Administering a high-dose influenza vaccine as opposed to standard-dose reduced health care expenditures, according to trial results presented at the American Geriatrics Society Annual Scientific Meeting.
“In a recently completed cluster-randomized trial, we demonstrated that a more immunogenic high-dose trivalent influenza vaccine reduced the number of long-stay nursing home residents hospitalized in facilities offering high-dose as compared to those in facilities offering standard-dose flu vaccine,” Theresa I. Shireman, PhD, RPh, professor of health services, policy and practice, at Brown University School of Public Health, and colleagues wrote in an abstract. “[Here] we expand those findings by considering the relative direct medical care costs.”
Researchers examined long-stay nursing home residents’ Medicare Parts A, B, and D fee-for-services claims for two influenza seasons, conducting both a pilot and a full trial. The pilot lasted from 2012 to 2013 and included data from 39 nursing homes. The full trial occurred from 2013 to 2014 and involved 823 nursing homes. Researchers calculated the sum of Medicare expenditures for all services taking place from Nov. 1 through May 31. After adjusting for clustering of residents within nursing homes, person-time, and pre-specified covariates using generalized linear models, researchers compared these expenditures between residents who had been administered a high-dose vs. standard dose vaccine. They obtained the costs of high-dose vaccine ($31.82) and standard-dose vaccine ($12.04) from the CMS fee schedule. The incremental cost-benefit of high-dose vs. standard-dose vaccines from a Medicare payer perspective was analyzed.
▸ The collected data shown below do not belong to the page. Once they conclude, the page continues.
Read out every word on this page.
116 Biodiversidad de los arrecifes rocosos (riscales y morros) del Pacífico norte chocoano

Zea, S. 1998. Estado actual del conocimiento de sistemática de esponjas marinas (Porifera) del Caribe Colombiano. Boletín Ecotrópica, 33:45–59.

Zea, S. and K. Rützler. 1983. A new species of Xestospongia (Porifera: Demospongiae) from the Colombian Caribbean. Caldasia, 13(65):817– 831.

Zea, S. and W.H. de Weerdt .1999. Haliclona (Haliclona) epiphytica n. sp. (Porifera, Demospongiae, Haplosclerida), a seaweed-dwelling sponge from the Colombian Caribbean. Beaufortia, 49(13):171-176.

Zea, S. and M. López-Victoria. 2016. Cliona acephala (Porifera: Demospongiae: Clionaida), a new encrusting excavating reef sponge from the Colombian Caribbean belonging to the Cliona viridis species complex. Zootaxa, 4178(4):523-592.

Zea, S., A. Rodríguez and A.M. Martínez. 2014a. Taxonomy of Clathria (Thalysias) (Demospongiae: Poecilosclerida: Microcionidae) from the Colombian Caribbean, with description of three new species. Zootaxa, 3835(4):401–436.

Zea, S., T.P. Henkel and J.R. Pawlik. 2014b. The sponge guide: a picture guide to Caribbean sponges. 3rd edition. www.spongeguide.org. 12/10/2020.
Researchers found that unadjusted total expenditures were $464 lower within the nursing homes that administered the high-dose vaccine — $11,003 for standard-dose vs. $10,539 for high-dose (P < .001). The net benefit was $412 per resident.
“The use of high-dose influenza vaccine in long-stay nursing home residents significantly reduced total health care expenditures generating a net cost benefit,” the researchers concluded. – by Melissa J. Webb
Shireman TI, et al. PA-P17. Presented at: American Geriatrics Society Annual Scientific Meeting; May 3-5, 2018; Orlando, Florida.
Healio Internal Medicine could not confirm relevant disclosures.